Она перевернула конверт, изучая его на предмет подписи или печати, чтобы вычислить личность отправителя. Через бинокль было видно, что это было письмо на её имя, Линде Тишль, написанное почерком Нотта с изящными размашистыми завитушками. Гермиона однажды прокомментировала формальный почерк Нотта, и Тому не нравилась её похвала: он был ужасно неэффективным, пустой тратой пергамента. Сам конверт был тяжёлым, толщиной в полдюйма, из первоклассного пергамента, а его содержимое явно было более значимым, чем обычная записка или пригласительный билет.

Сова ухнула.

Женщина посмотрела на сову, её палец был на клапане конверта, готовый раскрыть его краем ногтя.

— Конфундо, — пробормотал Том, показывая на неё палочкой.

Она отложила конверт, не открыв его и не изучив дальше. Лучше всего, чтобы конверты были открыты одновременно, если записи о том, что двое людей жили в одном месте, были правдивы.

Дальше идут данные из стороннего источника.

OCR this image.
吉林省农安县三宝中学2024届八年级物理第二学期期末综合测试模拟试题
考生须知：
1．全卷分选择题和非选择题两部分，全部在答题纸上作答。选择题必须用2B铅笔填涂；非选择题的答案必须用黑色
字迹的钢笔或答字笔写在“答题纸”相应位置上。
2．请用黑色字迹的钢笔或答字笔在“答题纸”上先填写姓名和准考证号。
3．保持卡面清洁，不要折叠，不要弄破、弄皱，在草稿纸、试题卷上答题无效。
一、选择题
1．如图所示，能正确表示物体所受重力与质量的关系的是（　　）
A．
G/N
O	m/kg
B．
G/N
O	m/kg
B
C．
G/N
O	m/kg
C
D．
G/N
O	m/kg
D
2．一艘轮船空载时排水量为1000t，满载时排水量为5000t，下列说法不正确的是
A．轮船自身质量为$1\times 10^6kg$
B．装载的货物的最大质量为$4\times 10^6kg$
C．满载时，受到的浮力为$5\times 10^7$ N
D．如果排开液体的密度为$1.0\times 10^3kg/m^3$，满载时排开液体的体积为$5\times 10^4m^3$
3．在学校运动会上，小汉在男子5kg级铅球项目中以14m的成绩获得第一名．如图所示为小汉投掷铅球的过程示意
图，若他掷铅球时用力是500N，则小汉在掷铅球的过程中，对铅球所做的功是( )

Когда глаза женщины помутнели от действия чар, Том воспользовался этим, высунул голову из-за края мусорного ведра и встретился с ней взглядом, придавливая её со всей силой своей воли.

Закрой окно. Отопри все замки. Сними чары против посторонних. Не открывай дверь.

Он почувствовал сопротивление: команды, которые он проецировал на неё, были медленными и тягучими, каждое слово приходилось с силой выталкивать из своего сознания в её, как грязь через сито. По мере того как он давил на неё с выступившими на висках бусинам пота, он видел небольшие обрывки воспоминаний:

Рваные бумаги отправлялись в горящую жаровню, чёрные надписи сворачивались в нити чёрного дыма. Корзина на письменном столе была наполнена ещё большим количеством скрученных обрывков пергамента, сложенных в большую жёлтую кучу, как опилки на полу конюшни.

В тепле свежеразожённого камина на удобном кресле сидел толстощёкий мужчина с румяным цветом лица и в тяжёлой меховой мантии. Он выглядел как традиционный волшебник с традиционной для волшебников бородой, длинными и роскошными усами с серебряными кончиками в тон посеребрённому меху на воротнике мантии. На его коленях лежала раскрытая тонкая книга с гладким жёлтым пергаментом с ожившей гравюрой. Он читал из неё вслух. Обложка, показавшаяся, когда он перевернул страницу, была переплетена в тонкую кожу и украшена тиснением в виде странного треугольного символа.